You get the damned brandy! I’ll — I’ll—’ I felt like picking up the bowl in front of me and heaving it across the room. I had to struggle to get control of myself. ‘ I’ll bring the whipped cream! ’ I yelled.

‘Well, if you wish, but Alison had offered—’

‘What?’ All along I’d been seeing Louise over at the breakfast bench, as usual. But it was Alison. She sat there, watching sullenly, huddled up in a heavy checkered overcoat. ‘Ah …’ I wiped my eyes with my sleeve. Her hair was snarled, her makeup gone, her eye shadow smudged. As she got up, I saw she was barefooted as well, and there were welts on her ankles. ‘I’m sorry, it’s all right, I’ll, uh, take this in, then—’

‘No, I’m the novelty act here tonight, allow me,’ she cut in acidly and snatched up the bowl of whipped cream. She glanced briefly at me as she padded by, her brown eyes hard and dull like hammers.

‘Does she always walk that way,’ my wife wondered as the door whumped shut behind her, ‘or is it just the funny coat …?’
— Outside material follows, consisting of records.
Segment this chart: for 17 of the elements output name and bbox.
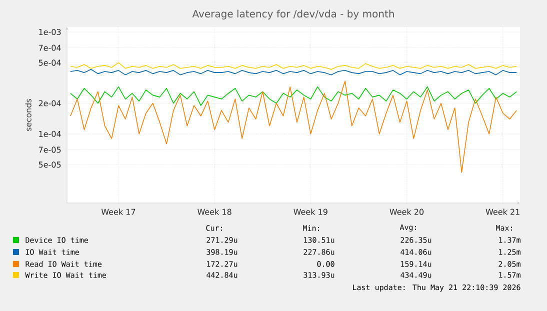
x-tick-label: Week 17 — [101, 208, 136, 215]
line-series — [70, 80, 517, 173]
y-tick-label: 2e-04 — [38, 100, 61, 106]
y-tick-label: 5e-05 — [38, 162, 61, 168]
x-tick-label: Week 20 — [390, 208, 424, 215]
y-tick-label: 1e-04 — [39, 130, 61, 137]
chart-title: Average latency for /dev/vda - by month — [192, 10, 394, 20]
y-axis-title: seconds — [25, 99, 32, 131]
x-tick-label: Week 18 — [198, 208, 232, 215]
x-tick-label: Week 21 — [486, 208, 520, 215]
y-tick-label: 7e-05 — [38, 146, 61, 153]
y-tick-label: 7e-04 — [38, 44, 61, 51]
x-tick-label: Week 19 — [294, 208, 328, 215]
y-tick-label: 1e-03 — [39, 28, 61, 36]
line-series — [70, 86, 517, 106]
y-tick-label: 5e-04 — [38, 60, 61, 66]
line-series — [70, 62, 517, 70]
‘Does the Inspector know she—?’

‘Oh, is that whose it is? She came in hungry and cold, so I fixed her something to eat, while Woody went to find her a wrap. She seems to have misplaced all her own things.’ She put on mitts, opened the oven door, and took out a pie, set it on the counter, reached in for another. ‘I must say, Gerald, I’ve never known anyone to have such an uncharitable view of you.’
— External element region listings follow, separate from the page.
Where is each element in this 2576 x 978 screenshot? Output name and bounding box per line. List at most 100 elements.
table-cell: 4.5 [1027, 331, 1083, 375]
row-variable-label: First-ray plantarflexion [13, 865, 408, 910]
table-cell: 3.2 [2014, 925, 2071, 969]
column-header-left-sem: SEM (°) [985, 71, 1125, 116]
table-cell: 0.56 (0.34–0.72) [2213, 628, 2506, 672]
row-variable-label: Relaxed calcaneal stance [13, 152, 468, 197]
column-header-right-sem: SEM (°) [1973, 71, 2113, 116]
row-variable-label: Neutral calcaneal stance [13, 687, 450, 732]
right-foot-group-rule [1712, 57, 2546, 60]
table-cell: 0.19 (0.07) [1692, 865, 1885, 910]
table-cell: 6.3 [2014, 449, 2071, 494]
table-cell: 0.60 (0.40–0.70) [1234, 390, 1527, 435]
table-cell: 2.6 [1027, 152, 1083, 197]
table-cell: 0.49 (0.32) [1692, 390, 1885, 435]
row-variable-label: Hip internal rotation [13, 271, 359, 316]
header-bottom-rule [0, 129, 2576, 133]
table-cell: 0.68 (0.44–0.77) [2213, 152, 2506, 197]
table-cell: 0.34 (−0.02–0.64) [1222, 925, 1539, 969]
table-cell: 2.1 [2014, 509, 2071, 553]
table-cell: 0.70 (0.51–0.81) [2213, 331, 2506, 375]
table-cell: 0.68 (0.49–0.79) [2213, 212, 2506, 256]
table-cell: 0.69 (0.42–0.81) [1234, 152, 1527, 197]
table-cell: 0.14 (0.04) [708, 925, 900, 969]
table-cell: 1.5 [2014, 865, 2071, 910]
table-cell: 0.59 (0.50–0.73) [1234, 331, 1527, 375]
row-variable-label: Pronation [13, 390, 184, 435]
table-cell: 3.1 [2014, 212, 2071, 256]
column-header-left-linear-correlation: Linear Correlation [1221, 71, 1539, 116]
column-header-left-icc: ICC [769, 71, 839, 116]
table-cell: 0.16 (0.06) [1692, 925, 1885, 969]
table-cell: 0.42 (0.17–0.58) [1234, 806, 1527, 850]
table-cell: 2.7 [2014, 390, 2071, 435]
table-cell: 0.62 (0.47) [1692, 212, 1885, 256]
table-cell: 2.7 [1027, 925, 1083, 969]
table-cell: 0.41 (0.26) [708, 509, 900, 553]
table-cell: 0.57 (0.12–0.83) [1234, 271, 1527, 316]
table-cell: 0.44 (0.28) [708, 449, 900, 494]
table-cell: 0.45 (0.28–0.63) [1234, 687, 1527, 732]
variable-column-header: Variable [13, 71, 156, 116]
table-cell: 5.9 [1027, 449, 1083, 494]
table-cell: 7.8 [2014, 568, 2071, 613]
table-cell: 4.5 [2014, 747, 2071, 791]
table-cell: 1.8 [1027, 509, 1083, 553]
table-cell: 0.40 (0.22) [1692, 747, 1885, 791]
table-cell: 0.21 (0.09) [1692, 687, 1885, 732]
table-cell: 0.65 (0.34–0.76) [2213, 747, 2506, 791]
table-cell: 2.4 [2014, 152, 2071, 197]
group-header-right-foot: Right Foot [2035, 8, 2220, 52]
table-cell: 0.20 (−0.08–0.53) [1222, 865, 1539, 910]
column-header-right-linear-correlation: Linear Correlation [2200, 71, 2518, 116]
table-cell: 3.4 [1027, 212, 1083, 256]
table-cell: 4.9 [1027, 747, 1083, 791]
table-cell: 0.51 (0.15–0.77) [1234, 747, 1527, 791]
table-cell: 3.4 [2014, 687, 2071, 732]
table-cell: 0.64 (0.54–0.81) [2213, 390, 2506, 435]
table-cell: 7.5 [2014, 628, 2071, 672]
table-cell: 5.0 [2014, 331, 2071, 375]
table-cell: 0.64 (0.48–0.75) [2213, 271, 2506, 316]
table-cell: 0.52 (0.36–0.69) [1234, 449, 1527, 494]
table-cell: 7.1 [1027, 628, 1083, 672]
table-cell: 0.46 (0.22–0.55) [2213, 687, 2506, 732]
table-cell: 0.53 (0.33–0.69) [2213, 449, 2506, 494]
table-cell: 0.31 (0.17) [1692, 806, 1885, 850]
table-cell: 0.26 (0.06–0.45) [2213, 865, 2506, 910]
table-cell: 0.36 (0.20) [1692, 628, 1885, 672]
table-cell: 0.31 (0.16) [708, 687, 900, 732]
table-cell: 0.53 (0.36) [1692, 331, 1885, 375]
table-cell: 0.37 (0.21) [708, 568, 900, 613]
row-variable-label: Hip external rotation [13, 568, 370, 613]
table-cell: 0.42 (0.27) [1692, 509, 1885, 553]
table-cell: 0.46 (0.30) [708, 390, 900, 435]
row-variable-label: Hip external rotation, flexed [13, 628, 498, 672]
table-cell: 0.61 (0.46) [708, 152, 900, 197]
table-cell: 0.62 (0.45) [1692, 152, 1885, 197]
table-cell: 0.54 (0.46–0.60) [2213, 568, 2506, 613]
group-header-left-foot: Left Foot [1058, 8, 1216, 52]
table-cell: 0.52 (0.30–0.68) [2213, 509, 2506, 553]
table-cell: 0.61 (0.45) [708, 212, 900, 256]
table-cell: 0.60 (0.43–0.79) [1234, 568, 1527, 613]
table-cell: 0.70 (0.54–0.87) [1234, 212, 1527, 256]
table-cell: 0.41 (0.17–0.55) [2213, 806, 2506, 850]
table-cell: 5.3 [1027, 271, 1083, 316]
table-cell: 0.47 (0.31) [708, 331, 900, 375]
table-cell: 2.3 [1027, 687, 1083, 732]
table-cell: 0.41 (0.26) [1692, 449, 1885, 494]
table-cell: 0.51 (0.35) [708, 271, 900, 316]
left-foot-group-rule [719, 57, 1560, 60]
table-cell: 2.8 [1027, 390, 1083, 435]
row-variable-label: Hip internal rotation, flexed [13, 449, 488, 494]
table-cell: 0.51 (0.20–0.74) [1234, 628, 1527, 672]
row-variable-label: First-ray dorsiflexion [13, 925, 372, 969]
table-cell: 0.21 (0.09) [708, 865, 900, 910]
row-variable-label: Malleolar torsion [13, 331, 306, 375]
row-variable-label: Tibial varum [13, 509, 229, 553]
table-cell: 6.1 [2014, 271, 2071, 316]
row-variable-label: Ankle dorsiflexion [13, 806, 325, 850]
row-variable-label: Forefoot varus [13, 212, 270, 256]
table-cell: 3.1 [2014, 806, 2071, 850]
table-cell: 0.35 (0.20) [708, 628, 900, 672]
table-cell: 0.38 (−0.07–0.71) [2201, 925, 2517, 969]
‘Well … I probably deserve it.’

‘Oh no. She feels slighted, but I’m sure you’ve done everything you could, Gerald. It’s all these extra guests.’ She sliced the pies, ran her fingers along the knife blade and licked them, wiped them on her apron (it was that handwoven red-green-rye-and-gold one that we’d bought at a mountainside roadstand on our way back from Delphi), sprinkled some powdered sugar on. ‘Just because she didn’t get enough attention, that’s no reason to blame you for everything that’s happened! Even poor Roger, and Cyril and Peg — really, she got quite nasty about it, said it was all your fault, you were no better than a petty thief!’